Does there exist a topology for a set $X$ which is compact and Hausdorff?

If $X$ is finite, then the discrete topology is Hausdorff compact and we're done.

If $X$ is infinite, fix some $x\in X$, and let $X'=X\setminus\{x\}$ have the discrete topology which is a locally compact topology, and take $X$ to be the one-point compactification of $X'$. That is $x$ is "the point in $\infty$".

Then clearly $X$ is compact, and to see it is Hausdorff, take $u,v\in X$ to be distinct. At most one of them is $x$ itself, if it is the case assume $v=x$. Taking $\{u\}$ and $X\setminus\{u\}$ we have two disjoint open sets and we are done.

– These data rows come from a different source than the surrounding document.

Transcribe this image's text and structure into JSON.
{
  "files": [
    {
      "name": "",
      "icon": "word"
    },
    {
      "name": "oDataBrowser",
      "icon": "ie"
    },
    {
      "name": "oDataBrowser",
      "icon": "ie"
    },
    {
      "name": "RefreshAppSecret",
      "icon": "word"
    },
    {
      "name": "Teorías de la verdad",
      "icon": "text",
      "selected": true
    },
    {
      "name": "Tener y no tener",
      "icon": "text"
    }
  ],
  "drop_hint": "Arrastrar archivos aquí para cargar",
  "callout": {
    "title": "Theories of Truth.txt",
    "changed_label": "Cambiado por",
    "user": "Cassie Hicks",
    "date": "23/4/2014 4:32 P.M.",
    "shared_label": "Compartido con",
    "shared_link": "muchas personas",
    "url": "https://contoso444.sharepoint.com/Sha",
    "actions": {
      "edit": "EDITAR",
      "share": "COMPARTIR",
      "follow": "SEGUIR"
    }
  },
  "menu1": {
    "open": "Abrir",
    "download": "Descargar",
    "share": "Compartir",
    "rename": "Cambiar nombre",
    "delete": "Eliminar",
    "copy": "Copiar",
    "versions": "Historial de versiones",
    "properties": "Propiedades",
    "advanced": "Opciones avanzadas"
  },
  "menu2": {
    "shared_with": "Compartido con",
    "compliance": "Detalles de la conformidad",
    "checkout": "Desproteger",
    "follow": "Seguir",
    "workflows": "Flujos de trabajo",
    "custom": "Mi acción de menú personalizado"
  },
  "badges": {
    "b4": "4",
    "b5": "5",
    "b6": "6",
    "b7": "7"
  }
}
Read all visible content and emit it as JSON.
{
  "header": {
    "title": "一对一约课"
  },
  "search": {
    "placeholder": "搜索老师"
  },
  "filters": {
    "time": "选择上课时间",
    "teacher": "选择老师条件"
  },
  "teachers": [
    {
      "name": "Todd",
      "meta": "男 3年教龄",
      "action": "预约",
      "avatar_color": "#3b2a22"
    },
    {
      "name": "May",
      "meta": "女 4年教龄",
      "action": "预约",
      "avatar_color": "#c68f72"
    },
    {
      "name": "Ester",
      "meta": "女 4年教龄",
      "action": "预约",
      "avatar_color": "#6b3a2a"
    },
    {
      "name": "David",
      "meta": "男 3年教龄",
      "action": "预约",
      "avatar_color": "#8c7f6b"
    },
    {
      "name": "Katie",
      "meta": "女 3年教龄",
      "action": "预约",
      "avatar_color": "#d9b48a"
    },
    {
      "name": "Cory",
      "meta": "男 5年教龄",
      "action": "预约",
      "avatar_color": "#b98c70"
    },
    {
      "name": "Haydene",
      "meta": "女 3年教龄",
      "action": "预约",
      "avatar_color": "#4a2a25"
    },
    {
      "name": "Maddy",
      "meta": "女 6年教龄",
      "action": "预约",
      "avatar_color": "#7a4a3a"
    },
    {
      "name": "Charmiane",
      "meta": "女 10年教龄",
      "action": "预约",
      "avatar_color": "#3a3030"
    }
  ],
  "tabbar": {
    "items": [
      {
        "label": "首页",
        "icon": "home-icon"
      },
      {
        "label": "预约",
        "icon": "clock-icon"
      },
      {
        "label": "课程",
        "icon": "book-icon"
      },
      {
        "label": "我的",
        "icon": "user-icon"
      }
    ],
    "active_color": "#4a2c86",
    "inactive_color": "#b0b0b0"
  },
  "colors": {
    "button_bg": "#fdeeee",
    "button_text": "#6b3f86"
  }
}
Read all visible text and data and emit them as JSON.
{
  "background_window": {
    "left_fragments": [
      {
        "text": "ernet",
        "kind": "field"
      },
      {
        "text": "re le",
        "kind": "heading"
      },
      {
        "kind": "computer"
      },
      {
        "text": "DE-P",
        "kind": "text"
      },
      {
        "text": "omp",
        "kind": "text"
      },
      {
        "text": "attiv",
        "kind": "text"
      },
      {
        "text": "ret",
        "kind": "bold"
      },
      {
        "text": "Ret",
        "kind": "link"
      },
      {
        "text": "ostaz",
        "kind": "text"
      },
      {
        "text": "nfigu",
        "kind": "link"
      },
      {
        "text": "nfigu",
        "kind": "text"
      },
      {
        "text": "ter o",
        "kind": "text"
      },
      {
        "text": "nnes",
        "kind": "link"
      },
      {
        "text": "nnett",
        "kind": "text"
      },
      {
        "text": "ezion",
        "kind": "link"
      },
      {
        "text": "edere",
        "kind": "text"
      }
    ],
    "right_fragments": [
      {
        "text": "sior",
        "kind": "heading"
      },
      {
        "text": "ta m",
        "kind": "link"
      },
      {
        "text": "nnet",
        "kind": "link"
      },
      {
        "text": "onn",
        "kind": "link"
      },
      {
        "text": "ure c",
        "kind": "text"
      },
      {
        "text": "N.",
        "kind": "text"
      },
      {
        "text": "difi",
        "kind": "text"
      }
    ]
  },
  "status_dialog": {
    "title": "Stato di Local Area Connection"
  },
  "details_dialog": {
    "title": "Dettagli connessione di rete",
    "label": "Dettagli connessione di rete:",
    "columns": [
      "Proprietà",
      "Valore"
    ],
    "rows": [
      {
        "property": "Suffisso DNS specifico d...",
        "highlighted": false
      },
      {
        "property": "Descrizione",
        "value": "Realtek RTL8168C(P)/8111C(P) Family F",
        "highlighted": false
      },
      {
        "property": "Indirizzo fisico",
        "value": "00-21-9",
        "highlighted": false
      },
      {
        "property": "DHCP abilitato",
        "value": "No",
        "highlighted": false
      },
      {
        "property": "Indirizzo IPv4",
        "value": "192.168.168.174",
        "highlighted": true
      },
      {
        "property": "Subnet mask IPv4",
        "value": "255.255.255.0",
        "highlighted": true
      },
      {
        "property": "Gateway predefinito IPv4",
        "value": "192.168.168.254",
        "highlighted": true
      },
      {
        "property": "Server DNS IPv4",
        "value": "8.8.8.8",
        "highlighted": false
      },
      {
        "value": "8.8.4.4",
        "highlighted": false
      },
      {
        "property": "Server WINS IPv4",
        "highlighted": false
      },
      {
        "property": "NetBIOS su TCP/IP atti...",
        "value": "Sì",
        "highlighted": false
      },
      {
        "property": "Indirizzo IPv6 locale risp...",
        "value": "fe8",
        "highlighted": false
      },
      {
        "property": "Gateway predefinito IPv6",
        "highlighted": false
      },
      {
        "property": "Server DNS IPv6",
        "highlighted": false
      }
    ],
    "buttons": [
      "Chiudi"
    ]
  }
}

Another, in fact much simpler (but using the axiom of choice, whereas the previous one doesn't) example would be the following:

Let $\alpha$ be an ordinal such that $|X|=|\alpha|$, then $\alpha+1$ as an ordinal space is both Hausdorff and compact. To see that it is Hausdorff take $x<y\in\alpha+1$ then $(0,x+1),(x,\alpha)$ as two open intervals witnessing that.

The compactness of successor ordinals follows from the fact that given a cover by open intervals we can index the endpoints of these intervals, and form a decreasing sequence of ordinals. Since every decreasing sequence of ordinals is finite we can find a finite subcover.

From there to the general case of open sets the switch is simple, replace each open set by all the intervals it contains; find a finite subcover; replace each interval in the finite subcover by a particular open set which contains it.